The dismissive cop and his story bothered me in a way I couldn’t articulate. As an outsider looking in, all I had were Kobe’s regurgitated conversations with the man and the supposed report he had failed to file, but I didn’t trust Yates’s version of the truth. There was more he wasn’t saying.
“Did you confront Yates?” I picked at the snacks with less gusto than Kobe, who couldn’t seem to eat fast enough.
“He’s the reason I ended up at the hospital. I asked him to go through the report he never submitted and fill in the details he missed the first time, in case there was something there I could work with. When he brought it back, I read it more thoroughly and realized how many times he told those teens to go to a hospital. He told the boy to take them. It made me think, what if they did go? What if they left the police station and went to the hospital?”
“Yes, but did you ask him about Jesse? Yates claims he couldn’t locate him, but with Jesse’s reputation, I can’t believe that’s true. He’s lying.”
Kobe didn’t seem concerned. “I asked. He stuck to his guns. He seemed distraught that he was never able to find him. To be honest, I don’t think he looked. I think it’s a story he tells himself so he can sleep at night. I do think his grief over the whole thing is genuine, though. Jesse turns up dead, and it all comes back. In retrospect, as a mature officer with a newborn baby, he sees the error of his ways. Those feelings of guilt are probably more compounded because he became a father himself.”
“I see.”
I didn’t and wasn’t sure I agreed, but I let it go. Kobe was on a high, and investigating suspects wasn’t part of my job. My involvement started and ended with the dead bodies on my table.
“How do you normally celebrate New Year’s Eve?” I asked, changing the subject after we’d eaten through most of the snacks.

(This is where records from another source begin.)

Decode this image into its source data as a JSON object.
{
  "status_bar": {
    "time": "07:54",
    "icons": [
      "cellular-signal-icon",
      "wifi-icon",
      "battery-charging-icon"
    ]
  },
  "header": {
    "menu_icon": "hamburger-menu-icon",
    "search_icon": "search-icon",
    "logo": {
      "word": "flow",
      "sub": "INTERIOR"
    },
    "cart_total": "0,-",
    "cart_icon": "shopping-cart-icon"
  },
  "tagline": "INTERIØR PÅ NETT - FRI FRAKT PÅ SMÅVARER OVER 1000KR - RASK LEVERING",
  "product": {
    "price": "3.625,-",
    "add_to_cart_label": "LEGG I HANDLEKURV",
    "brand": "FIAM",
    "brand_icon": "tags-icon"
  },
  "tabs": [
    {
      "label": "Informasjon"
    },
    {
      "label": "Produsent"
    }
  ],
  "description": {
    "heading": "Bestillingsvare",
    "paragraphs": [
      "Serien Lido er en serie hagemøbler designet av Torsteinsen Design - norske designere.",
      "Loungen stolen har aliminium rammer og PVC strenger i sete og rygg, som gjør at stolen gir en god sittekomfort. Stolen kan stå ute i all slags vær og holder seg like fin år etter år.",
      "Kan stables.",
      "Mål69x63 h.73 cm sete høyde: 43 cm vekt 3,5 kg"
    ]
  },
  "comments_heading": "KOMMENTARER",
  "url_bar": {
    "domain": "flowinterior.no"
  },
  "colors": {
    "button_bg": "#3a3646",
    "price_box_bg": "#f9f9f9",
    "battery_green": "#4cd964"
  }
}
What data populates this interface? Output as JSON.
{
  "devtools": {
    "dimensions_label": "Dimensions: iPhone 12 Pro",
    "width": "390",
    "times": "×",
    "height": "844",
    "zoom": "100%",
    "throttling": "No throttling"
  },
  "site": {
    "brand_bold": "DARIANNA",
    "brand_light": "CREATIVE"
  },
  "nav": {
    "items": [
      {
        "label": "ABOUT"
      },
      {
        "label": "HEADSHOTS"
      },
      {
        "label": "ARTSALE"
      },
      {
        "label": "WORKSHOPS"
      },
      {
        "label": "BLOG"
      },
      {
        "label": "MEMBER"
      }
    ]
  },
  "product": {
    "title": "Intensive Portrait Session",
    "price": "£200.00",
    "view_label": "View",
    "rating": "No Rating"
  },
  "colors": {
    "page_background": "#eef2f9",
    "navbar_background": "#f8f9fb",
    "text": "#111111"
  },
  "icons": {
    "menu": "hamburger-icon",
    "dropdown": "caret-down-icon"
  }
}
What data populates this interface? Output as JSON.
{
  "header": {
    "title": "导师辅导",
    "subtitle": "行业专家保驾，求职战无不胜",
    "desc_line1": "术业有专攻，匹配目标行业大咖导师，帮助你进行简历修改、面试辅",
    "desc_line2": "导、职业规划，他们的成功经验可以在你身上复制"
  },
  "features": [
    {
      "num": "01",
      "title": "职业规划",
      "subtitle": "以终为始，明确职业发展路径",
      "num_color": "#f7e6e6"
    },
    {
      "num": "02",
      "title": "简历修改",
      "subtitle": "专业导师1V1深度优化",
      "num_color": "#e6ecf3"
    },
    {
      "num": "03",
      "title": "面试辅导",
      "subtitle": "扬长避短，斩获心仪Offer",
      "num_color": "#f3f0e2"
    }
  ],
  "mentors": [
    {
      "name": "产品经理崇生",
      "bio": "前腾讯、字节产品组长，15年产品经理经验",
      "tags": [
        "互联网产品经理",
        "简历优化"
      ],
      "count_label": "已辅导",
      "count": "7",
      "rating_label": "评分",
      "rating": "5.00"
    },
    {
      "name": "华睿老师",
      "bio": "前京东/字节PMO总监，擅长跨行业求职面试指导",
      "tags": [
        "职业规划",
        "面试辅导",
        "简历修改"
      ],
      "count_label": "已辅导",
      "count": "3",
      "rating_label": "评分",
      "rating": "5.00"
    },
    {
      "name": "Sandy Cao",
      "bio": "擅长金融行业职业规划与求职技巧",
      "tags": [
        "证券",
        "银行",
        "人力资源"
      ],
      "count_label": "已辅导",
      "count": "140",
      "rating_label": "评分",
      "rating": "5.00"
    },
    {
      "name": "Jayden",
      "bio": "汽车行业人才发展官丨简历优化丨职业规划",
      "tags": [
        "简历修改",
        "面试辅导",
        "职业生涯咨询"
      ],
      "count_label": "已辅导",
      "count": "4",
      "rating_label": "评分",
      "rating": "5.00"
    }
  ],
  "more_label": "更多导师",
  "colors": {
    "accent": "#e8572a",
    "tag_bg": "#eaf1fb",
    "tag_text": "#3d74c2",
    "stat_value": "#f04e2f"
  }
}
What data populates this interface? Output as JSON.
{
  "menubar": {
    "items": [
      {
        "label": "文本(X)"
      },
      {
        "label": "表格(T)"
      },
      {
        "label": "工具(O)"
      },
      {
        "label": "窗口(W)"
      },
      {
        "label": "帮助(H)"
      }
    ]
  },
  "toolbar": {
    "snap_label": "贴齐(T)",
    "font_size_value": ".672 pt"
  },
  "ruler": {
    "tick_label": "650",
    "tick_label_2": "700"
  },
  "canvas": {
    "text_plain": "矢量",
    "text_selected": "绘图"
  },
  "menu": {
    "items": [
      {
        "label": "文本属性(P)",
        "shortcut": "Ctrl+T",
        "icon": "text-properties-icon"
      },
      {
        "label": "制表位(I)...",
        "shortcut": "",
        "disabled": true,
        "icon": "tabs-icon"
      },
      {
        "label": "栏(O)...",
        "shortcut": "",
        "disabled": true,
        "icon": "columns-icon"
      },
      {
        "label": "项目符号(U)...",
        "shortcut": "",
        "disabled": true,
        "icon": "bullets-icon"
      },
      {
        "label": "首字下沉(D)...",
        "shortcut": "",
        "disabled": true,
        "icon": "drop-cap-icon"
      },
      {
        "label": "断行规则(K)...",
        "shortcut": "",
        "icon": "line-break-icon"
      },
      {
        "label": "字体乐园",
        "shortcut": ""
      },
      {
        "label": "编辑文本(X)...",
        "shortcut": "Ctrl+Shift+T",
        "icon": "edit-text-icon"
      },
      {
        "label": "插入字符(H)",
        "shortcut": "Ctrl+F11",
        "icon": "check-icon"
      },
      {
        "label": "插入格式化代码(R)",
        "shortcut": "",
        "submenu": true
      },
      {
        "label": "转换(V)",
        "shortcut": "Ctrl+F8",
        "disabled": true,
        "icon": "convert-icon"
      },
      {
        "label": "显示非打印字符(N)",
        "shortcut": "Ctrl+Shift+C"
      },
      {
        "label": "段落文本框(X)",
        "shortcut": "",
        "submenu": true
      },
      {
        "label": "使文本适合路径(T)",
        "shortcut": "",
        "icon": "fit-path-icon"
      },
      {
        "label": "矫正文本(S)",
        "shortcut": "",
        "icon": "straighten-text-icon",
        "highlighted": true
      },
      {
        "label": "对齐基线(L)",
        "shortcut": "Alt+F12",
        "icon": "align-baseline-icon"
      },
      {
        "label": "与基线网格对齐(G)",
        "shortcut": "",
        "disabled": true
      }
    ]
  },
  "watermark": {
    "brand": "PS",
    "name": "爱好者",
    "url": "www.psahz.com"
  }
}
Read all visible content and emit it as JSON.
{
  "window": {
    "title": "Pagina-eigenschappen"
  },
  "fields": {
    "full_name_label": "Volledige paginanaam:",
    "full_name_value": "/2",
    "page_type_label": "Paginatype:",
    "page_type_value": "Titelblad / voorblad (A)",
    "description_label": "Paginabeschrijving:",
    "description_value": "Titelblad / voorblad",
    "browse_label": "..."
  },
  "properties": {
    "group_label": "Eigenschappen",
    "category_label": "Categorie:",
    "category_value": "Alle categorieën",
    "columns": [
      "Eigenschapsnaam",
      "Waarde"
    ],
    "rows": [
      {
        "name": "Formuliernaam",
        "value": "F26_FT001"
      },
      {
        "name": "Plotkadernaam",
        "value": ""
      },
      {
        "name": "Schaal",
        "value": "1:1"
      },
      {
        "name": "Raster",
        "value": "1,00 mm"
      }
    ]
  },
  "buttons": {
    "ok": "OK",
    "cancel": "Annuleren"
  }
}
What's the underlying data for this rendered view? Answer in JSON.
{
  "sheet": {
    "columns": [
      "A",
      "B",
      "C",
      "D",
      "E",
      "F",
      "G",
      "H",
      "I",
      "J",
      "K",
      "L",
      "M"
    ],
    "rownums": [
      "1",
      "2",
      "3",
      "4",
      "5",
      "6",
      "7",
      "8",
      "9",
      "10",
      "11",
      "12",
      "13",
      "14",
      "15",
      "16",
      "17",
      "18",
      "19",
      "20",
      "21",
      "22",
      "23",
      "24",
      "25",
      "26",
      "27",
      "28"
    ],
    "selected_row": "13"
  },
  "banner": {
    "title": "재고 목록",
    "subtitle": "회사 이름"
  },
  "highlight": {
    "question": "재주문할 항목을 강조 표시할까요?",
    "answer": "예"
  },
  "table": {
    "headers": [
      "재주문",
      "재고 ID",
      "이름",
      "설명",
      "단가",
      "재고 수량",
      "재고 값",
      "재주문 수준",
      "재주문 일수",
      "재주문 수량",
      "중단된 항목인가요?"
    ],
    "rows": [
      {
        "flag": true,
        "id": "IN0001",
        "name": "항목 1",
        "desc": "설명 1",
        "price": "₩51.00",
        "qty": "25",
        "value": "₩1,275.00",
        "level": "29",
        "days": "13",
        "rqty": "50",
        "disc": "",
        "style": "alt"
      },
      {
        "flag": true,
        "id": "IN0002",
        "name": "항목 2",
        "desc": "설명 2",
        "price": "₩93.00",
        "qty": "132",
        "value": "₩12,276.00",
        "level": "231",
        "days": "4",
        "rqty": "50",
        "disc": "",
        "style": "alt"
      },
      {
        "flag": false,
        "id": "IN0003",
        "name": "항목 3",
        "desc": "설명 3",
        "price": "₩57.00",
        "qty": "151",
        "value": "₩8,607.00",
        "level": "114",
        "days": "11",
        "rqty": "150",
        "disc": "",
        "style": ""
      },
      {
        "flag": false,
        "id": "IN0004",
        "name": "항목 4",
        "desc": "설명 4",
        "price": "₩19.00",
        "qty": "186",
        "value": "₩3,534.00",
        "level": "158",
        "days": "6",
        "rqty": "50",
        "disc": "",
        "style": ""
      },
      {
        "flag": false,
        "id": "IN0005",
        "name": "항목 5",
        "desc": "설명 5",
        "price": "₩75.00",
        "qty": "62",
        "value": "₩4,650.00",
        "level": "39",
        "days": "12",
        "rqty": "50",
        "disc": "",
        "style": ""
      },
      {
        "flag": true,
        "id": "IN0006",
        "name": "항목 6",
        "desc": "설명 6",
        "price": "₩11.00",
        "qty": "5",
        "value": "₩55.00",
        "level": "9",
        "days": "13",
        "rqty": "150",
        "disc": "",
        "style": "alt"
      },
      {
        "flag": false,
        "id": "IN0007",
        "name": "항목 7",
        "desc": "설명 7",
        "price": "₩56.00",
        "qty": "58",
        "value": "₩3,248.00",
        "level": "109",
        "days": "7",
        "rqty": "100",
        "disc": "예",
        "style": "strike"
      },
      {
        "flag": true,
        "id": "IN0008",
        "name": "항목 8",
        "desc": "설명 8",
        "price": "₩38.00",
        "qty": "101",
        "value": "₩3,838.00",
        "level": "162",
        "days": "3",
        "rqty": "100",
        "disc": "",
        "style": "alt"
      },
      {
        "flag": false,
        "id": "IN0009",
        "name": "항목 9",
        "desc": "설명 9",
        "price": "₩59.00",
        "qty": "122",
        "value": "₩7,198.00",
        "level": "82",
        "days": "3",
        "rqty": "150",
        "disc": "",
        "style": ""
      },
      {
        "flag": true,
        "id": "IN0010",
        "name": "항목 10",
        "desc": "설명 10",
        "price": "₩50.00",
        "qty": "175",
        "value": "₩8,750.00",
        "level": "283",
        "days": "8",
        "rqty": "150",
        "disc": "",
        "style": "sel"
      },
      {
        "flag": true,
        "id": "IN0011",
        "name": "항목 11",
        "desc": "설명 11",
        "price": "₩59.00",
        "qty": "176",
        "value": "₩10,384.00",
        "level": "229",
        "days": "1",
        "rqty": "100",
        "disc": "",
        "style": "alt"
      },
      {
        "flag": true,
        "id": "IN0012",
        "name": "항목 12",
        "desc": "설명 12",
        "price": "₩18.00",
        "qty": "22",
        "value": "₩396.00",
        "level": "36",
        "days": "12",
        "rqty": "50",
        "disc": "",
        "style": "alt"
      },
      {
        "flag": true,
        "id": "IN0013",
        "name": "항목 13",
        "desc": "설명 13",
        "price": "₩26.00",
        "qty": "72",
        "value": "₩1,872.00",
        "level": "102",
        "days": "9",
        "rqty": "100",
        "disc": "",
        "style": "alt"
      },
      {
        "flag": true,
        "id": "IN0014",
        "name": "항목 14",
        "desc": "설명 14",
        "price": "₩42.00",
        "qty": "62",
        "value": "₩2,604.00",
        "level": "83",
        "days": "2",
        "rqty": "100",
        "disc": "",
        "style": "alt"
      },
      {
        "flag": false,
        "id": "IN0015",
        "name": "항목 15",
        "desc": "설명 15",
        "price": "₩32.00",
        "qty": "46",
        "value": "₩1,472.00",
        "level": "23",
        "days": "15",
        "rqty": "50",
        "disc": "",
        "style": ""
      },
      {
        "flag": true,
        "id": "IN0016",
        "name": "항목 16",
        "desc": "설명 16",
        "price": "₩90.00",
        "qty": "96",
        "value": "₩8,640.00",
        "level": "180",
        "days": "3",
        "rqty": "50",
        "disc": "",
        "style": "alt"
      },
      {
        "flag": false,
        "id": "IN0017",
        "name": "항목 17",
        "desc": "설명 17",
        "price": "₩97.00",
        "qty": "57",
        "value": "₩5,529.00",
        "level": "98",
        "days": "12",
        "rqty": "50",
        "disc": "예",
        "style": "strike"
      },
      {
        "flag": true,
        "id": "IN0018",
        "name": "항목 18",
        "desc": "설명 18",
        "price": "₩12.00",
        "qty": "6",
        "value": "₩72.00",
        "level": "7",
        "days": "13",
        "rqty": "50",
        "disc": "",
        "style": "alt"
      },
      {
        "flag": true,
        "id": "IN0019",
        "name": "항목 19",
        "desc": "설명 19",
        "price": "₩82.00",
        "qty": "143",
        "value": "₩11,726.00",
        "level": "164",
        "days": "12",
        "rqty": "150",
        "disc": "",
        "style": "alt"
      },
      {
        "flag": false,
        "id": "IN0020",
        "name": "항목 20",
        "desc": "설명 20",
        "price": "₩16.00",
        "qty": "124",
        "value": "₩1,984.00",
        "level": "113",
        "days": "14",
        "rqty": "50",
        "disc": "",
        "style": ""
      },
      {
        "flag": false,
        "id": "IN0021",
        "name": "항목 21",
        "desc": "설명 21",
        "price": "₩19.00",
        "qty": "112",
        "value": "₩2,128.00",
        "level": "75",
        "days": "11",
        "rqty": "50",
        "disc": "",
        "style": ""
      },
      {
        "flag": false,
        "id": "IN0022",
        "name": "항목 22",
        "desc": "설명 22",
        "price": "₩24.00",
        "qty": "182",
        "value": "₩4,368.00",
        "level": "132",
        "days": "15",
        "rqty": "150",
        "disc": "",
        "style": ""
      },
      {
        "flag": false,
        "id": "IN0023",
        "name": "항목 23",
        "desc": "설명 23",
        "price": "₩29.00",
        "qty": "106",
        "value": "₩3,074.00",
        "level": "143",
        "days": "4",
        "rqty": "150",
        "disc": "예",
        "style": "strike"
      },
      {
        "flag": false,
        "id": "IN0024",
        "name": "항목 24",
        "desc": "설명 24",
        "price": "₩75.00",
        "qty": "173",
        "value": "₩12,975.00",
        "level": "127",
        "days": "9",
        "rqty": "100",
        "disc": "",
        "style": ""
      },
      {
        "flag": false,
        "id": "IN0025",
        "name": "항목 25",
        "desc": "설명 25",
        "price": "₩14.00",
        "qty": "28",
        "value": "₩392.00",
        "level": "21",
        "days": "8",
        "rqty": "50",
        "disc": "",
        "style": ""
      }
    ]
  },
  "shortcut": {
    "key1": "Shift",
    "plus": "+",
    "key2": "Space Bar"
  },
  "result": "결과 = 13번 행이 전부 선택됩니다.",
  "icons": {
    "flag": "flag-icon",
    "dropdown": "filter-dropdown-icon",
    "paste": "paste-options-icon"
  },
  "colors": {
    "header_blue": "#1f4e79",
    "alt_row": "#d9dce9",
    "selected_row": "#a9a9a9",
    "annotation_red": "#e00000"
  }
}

“Depends.” Kobe drained his rum and Coke and sat back, balancing the empty glass on his knee. “If Elifet doesn’t have plans, we usually share drinks and entertainment.”
“He’s your neighbor?”
“And friend.”
“And sometimes fuck buddy?”
“When neither of us is attached.”
“It was never more?”
Kobe rolled his eyes, a gesture that shed years off his life in an instant, reminding me of the slight age gap between us. At times like this, I felt ancient. “No. We don’t go together, and our hookups were much rarer than you’re probably imagining. Elifet is unfairly hot, financially comfortable, wildly intelligent, has the perfect job, a boss who dotes on him, and a family that loves him to the ends of the earth. I feel inadequate in his presence. The kicker? He never rubs it in.”
“Sounds like a bastard.”
Kobe laughed. “That he is, but he’s the closest thing I’ve had to family in years, and he puts up with my whiny, sorry ass more than I deserve.”
“I don’t think you’re whiny.”
“Oh, I’m like an eight-year-old being made to wash his hands before dinner.”
We shared a smile, and I motioned to Kobe’s empty glass. “Another?”
He followed me to the kitchen, where I mixed two fresh drinks. Rum and Coke for him. Rum and eggnog for me. As I measured and poured, I felt Kobe’s inquisitive gaze on the side of my face.
“You’re staring. What?”
“Nothing.”
I replaced the lid on the ground cinnamon. “No. You’re wondering something. Ask it.”
“It’s not a question. It’s an observation.” He accepted the new drink but didn’t retreat to the living room. Hugging it between his palms, he leaned a hip against the counter. “When I first asked you out, and up until about date number three-ish, you always seemed reluctant to pursue this.” He waved a finger between us.